Karen B. Kwitter

Forty years may be a blip in astronomical time, but it is a resplendent stretch for a career. Over that span you have repeatedly wowed students with the power, complexity, and beauty of the universe. Many of them you engaged in observations—those in remote locations and those managed remotely from here in Williamstown. Some of the latter even included substantial time on the Hubble Space Telescope. Many of those students have continued in astronomy, including those inspired by your example as an early woman in the field. You have chaired the department, directed the Hopkins Observatory, and helped develop the Keck Consortium that coordinates astronomical teaching and student research at eight northeastern liberal arts colleges.
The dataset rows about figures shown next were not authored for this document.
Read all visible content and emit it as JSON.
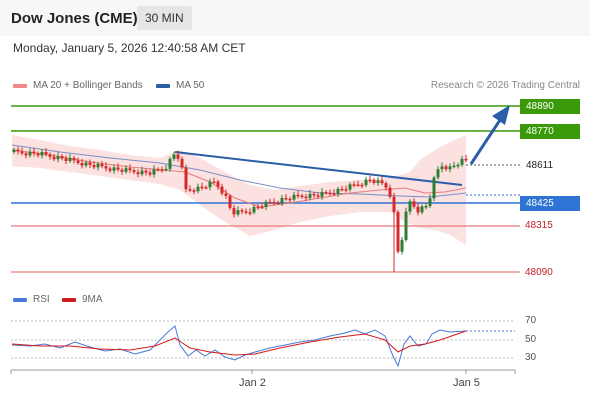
{
  "header": {
    "title": "Dow Jones (CME)",
    "timeframe": "30 MIN"
  },
  "datetime": "Monday, January 5, 2026 12:40:58 AM CET",
  "legend": {
    "main": [
      {
        "label": "MA 20 + Bollinger Bands",
        "color": "#f08a8a"
      },
      {
        "label": "MA 50",
        "color": "#2b5ea8"
      }
    ],
    "rsi": [
      {
        "label": "RSI",
        "color": "#4a78d6"
      },
      {
        "label": "9MA",
        "color": "#d41a1a"
      }
    ]
  },
  "source": "Research © 2026 Trading Central",
  "levels": [
    {
      "value": "48890",
      "type": "resistance"
    },
    {
      "value": "48770",
      "type": "resistance"
    },
    {
      "value": "48611",
      "type": "last"
    },
    {
      "value": "48425",
      "type": "pivot"
    },
    {
      "value": "48315",
      "type": "support"
    },
    {
      "value": "48090",
      "type": "support"
    }
  ],
  "rsi_levels": [
    "70",
    "50",
    "30"
  ],
  "x_labels": [
    "Jan 2",
    "Jan 5"
  ],
  "colors": {
    "resistance": "#3a9a0a",
    "pivot": "#2f73d4",
    "support": "#e35b5b",
    "up": "#2e7d32",
    "down": "#d42a2a"
  }
}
You have generously shared your interests with local residents and on public radio, and your four books include volumes of hands-on science for middle-to-high schoolers. Your own research has advanced our understanding of the chemical history of galaxies, how the conditions of life came to exist, and how the dust of long ago stars has come to constitute our very bodies. Many of your research methods have been adopted by colleagues for their own studies of the sky. All of this is heady stuff, though perhaps none more so than finding your soul mate at a meeting of the American Astronomical Society.

I hereby declare you Ebenezer Fitch Professor of Astronomy, Emerita, entitled to all the rights, honors, and privileges appertaining thereto.